After reported gas attack in Syria, US must weigh intervention in light of history

Bashar al-Assad's alleged chemical weapons attack in Syria today will likely raise the volume of calls for American intervention – but also the stakes of such a move. History suggests US intervention in Syria would be unpredictable at best, disastrous at worst.

Bassam Khabieh/Reuters
A survivor from what Syrian opposition activists say is a gas attack rests inside a mosque in the Duma neighbourhood of Damascus Aug 21. Op-ed contributor Paul Thomas Chamberlin writes: 'No one can dispute that what is happening in Syria is a tragedy, and it is easy to sympathize with the argument that the US should use its power to stanch the bleeding. But the historical record of American interventions in the region gives little cause for optimism.'

Syrian opposition groups claimed this morning that government forces loyal to President Bashar al-Assad have carried out a "poisonous gas" attack near the capital Damascus that has left hundreds dead. This latest escalation in Syria's civil war will likely raise the volume of calls for American intervention – but also the stakes of such a move.

Any drift toward intervention in Syria should give Americans pause. Simply put, the track record of US interventions in the Middle East and greater Muslim world is not good. This history suggests US intervention in Syria would be unpredictable at best, disastrous at worst.

Late last month, the Pentagon released a list of possible operations it could launch if ordered to intervene in the civil war in Syria. These include plans to train and arm resistance groups, conduct air strikes, enforce a no-fly zone, track down chemical weapons, and/or establish buffer zones in Syria. On the same day, the House Intelligence Committee authorized the White House to provide training and aid to Syrian rebels.

As they weigh options in Syria, lawmakers should recall Jimmy Carter’s and Ronald Reagan’s decision to arm the Afghan Mujahideen in their war against the Soviet Union in the 1980s – the most obvious historical parallel to the developing situation in Syria.
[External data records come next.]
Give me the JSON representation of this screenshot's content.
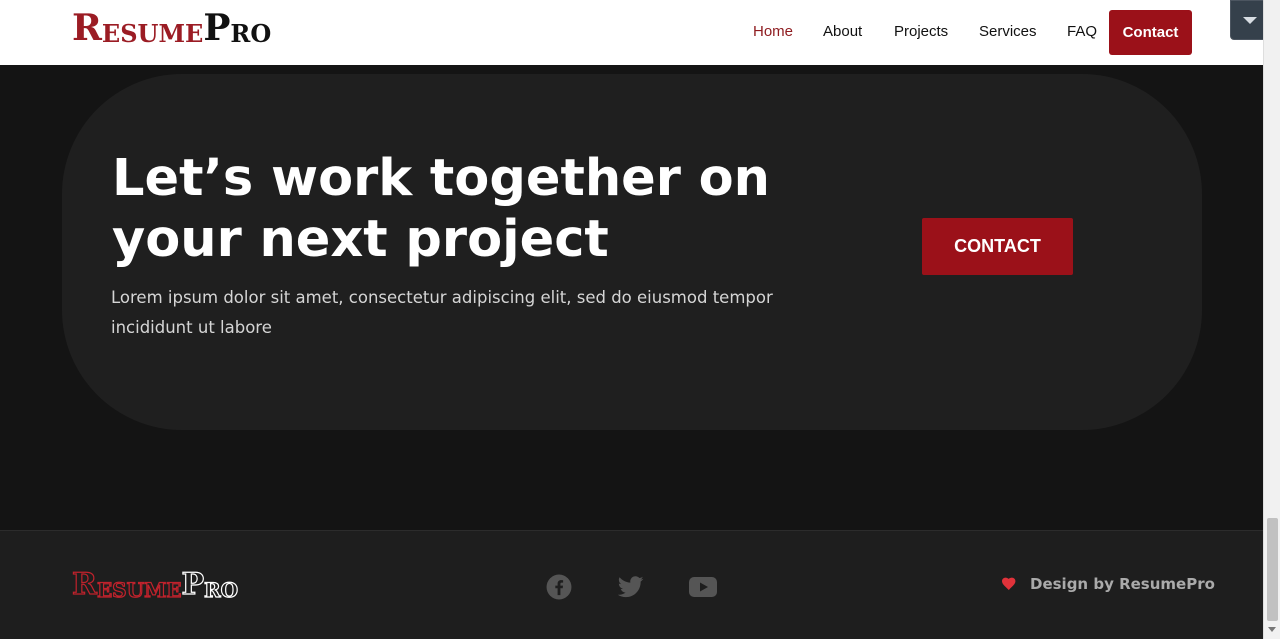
{
  "header": {
    "logo": {
      "first_letter": "R",
      "first_rest": "ESUME",
      "second_letter": "P",
      "second_rest": "RO"
    },
    "nav": [
      {
        "label": "Home",
        "active": true
      },
      {
        "label": "About"
      },
      {
        "label": "Projects"
      },
      {
        "label": "Services"
      },
      {
        "label": "FAQ"
      }
    ],
    "contact_label": "Contact"
  },
  "cta": {
    "title_line1": "Let’s work together on",
    "title_line2": "your next project",
    "text": "Lorem ipsum dolor sit amet, consectetur adipiscing elit, sed do eiusmod tempor incididunt ut labore",
    "button_label": "CONTACT"
  },
  "footer": {
    "logo": {
      "first_letter": "R",
      "first_rest": "ESUME",
      "second_letter": "P",
      "second_rest": "RO"
    },
    "social_icons": [
      "facebook-icon",
      "twitter-icon",
      "youtube-icon"
    ],
    "credit": "Design by ResumePro"
  },
  "colors": {
    "brand_red": "#9b1119",
    "dark_bg": "#141414",
    "card_bg": "#1f1f1f",
    "footer_bg": "#1e1e1e"
  }
}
In its largest covert operation of the cold war, the CIA worked with Saudi and Pakistani intelligence services to arm and train thousands of Islamic fighters from Afghanistan and the Middle East as part of a secret war against the Soviet Union.

The United States and its allies succeeded in turning Afghanistan into a bloody quagmire – the so-called Soviet Vietnam. And the long-term repercussions were sobering: an estimated 2 million killed, Afghanistan destabilized, and an energized jihadist movement that would go global in the coming decades and harbor the militants who attacked the US on September 11, 2001.
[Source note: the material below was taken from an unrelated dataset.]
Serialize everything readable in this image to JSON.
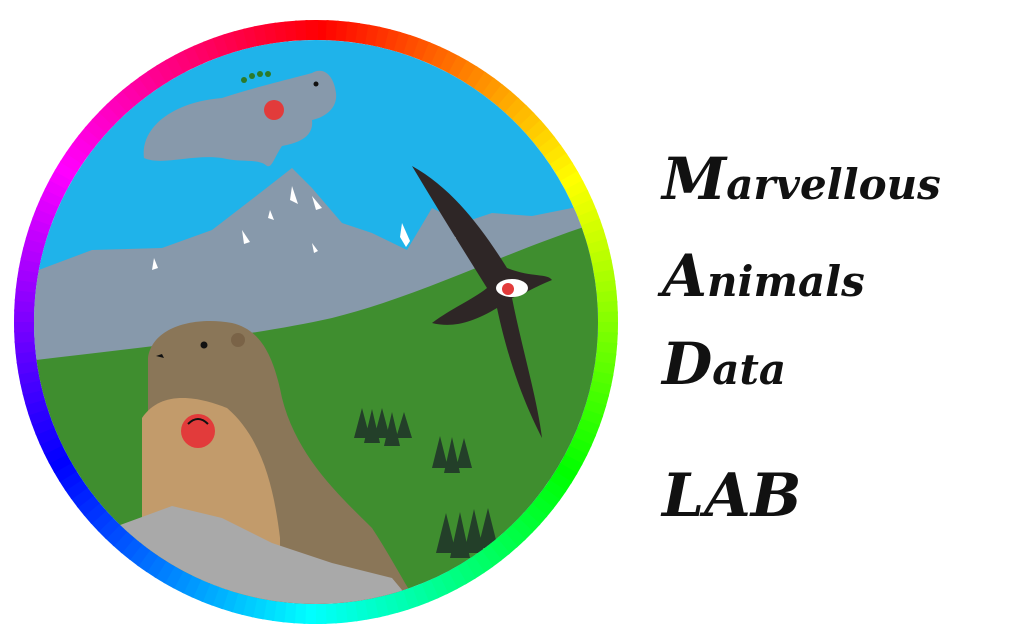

The case of Lebanon – Syria’s close neighbor – is also worth remembering. The Reagan administration designed its intervention in the Lebanese Civil War in 1982 with humanitarian interests in mind, but once US forces were on the ground, they discovered a far more complicated situation. Tasked with restoring the power of the Lebanese government, American troops threw their support behind Christian forces in the civil war. US peacekeepers were then pulled into the conflict.

The 1983 bombing of the US Marine compound in Beirut, which killed 241 American servicemen and stands as the deadliest single attack on US troops overseas since World War II, showed just how dangerous such operations can be. Reagan decided to pull US combat forces out of the country the following year, and Lebanon was left to suffer through six more years of civil war. At the end of the conflict, large parts of the country lay under Syrian and Israeli military occupation and the militant Shiite group Hezbollah had become a force to be reckoned with.
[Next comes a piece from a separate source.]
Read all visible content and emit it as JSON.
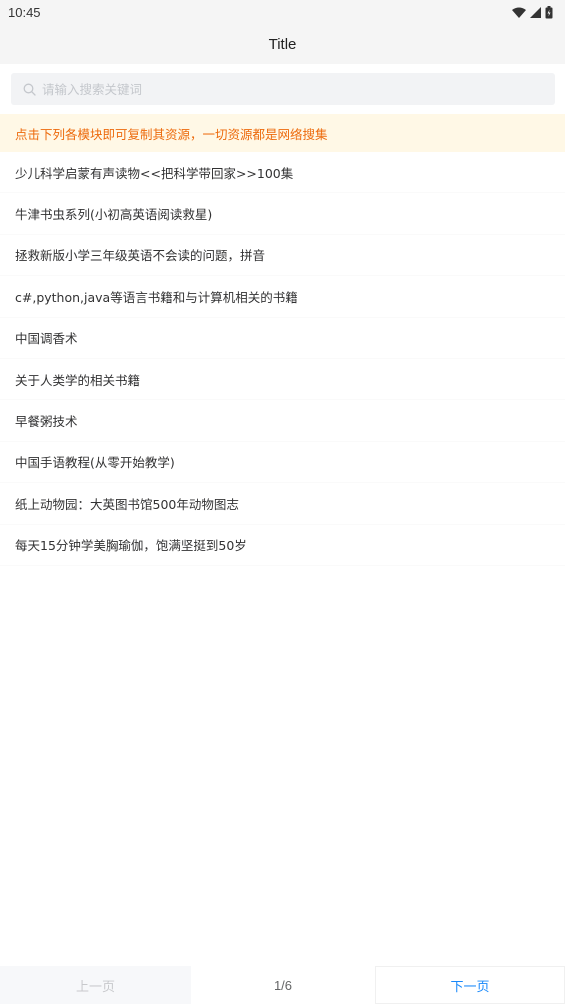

More recently, in a repeat of Reagan’s Lebanon involvement, the Clinton administration elected to intervene in the Somali civil war in the 1990s. As in Lebanon, an intervention designed for humanitarian ends soon evolved into something more as US forces began hunting for warlord Mohammed Farah Aidid. Their campaign would lead to the infamous Black Hawk Down incident in 1993, which left 18 Americans dead along with hundreds of Somalis. Somalia remains a deeply troubled nation – one that has increasingly drawn the attention of commentators who fear the country has become a hotbed for Islamic extremism.

It is impossible to forecast the impact of an American intervention in Syria on the region, but these cases suggest that American intervention in Syria in 2013 would carry serious short- and long-term repercussions for the United States. The Middle East remains in a period of tremendous uncertainty. Egypt is in post-coup turmoil; Lebanon remains fragile and always subject to forces emanating from its larger neighbor, Syria; Israel can be a wild card that has shown a willingness to aggressively defend its interests in the face of any perceived threat.

No one can dispute that what is happening in Syria is a tragedy, and it is easy to sympathize with the argument that the US should use its power to stanch the bleeding. But the historical record of American interventions in the region gives little cause for optimism. In one case after another, the intervention of American forces has exacerbated local conflicts rather than resolved them. If the Obama administration does indeed choose to venture into Syria, it must do so with extreme caution.

Paul Thomas Chamberlin is associate professor of history at the University of Kentucky. He is the author of “The Global Offensive: The United States, the Palestine Liberation Organization, and the Making of the Post-Cold War Order” (Oxford, 2012).  He is currently working on a history of the cold war in the third world titled “The Cold War’s Killing Fields.”